De la cámara a la consecuencia: La fotografía como excusa para elucubrar sobre la realidad
Giséle Freund trabajó durante casi siete años con Robert Capa, de quién insistió había aprendido esa noción sobre la cercanía, la verdad y el documento visual inevitable. No obstante, el concepto del célebre fotógrafo distaba en esencia del Freund, a pesar de coincidir en lo esencial. Para la artista, fotografiar era un fenómeno de observación — de la misma manera en que lo era para Capa — y además, de asimilación y comprensión emocional, algo que el fotoperiodista evitaba a toda costa. “De Bob aprendí fundamentalmente a hacer reportajes universales, con validez para todos los países donde pudieran publicarse a través de la agencia Magnum”. Una percepción que parecía reflexionar sobre la necesidad de la fotografía como documento capaz no solo de mostrar la realidad, sino además, meditar sobre su circunstancia.
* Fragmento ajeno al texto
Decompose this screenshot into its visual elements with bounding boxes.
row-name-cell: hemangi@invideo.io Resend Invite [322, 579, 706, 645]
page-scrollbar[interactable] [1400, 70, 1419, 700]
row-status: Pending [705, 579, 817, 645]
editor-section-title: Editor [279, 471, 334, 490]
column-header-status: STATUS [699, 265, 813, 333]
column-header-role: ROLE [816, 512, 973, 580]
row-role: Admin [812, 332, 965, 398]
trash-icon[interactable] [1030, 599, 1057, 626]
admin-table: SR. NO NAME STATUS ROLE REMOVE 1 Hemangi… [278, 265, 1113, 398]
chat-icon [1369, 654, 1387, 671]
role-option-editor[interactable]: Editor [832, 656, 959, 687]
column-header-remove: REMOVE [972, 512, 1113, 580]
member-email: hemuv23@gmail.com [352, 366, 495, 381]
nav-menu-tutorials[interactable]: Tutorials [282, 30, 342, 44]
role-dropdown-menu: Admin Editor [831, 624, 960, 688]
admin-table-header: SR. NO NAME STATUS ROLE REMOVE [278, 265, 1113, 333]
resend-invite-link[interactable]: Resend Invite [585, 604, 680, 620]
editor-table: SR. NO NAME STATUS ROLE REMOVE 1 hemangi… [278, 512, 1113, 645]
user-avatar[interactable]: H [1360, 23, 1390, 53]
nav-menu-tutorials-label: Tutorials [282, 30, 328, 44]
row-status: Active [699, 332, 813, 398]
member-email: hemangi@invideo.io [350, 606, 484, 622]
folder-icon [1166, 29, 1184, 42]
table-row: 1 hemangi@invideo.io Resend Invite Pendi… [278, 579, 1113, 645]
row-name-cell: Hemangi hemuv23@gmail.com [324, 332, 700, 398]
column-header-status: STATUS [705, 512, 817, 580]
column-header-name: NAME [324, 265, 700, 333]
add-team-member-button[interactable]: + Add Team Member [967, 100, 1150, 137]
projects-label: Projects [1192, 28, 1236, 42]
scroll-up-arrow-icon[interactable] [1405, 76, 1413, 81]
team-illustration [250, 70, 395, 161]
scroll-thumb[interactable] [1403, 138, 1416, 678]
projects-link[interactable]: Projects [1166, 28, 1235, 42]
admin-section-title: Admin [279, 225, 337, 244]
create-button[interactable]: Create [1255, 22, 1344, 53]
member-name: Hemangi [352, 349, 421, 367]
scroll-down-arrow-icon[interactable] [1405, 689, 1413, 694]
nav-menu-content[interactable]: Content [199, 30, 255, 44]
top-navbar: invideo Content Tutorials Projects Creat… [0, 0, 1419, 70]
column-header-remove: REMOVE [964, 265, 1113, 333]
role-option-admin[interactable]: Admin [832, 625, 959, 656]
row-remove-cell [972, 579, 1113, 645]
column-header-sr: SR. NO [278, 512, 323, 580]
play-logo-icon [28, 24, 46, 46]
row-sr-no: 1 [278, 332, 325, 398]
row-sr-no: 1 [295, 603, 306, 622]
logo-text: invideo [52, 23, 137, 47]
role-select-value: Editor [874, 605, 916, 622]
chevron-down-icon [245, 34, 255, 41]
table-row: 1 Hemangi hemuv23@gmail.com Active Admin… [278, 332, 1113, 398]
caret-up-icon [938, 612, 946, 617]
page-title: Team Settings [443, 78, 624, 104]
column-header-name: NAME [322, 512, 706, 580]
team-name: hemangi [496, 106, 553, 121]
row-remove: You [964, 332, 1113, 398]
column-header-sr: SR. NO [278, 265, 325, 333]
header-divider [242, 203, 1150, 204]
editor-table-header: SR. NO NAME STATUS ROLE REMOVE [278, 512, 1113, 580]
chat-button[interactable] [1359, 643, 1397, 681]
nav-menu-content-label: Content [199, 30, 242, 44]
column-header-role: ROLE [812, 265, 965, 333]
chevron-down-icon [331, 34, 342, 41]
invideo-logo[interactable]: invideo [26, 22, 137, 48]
Sin embargo ¿qué ocurre cuando el motivo fotográfico es un rostro, la historia silenciosa que guarda? Para Freund la disyuntiva era mucho más compleja que la que su mentor podía suponer. Se trataba del retrato como una puerta abierta hacia la percepción del misterio humano como una obra y un hecho fotográfico de valor heterogéneo. Además, asumió el peso y el poder del retrato como una forma de analizar un tipo de circunstancia concreta. “Cuando fotografías, pero sobre todo, cuando retratas, la imagen es un espejo. Una historia que se cuenta a medias y que el espectador debe completar” insistió en varias oportunidades, como resumen y síntesis de su obsesión por la identidad humana como expresión fotográfica. Eso, a pesar de que tuvo que abrirse camino en mitad de la “edad de oro” del gran reportaje fotográfico.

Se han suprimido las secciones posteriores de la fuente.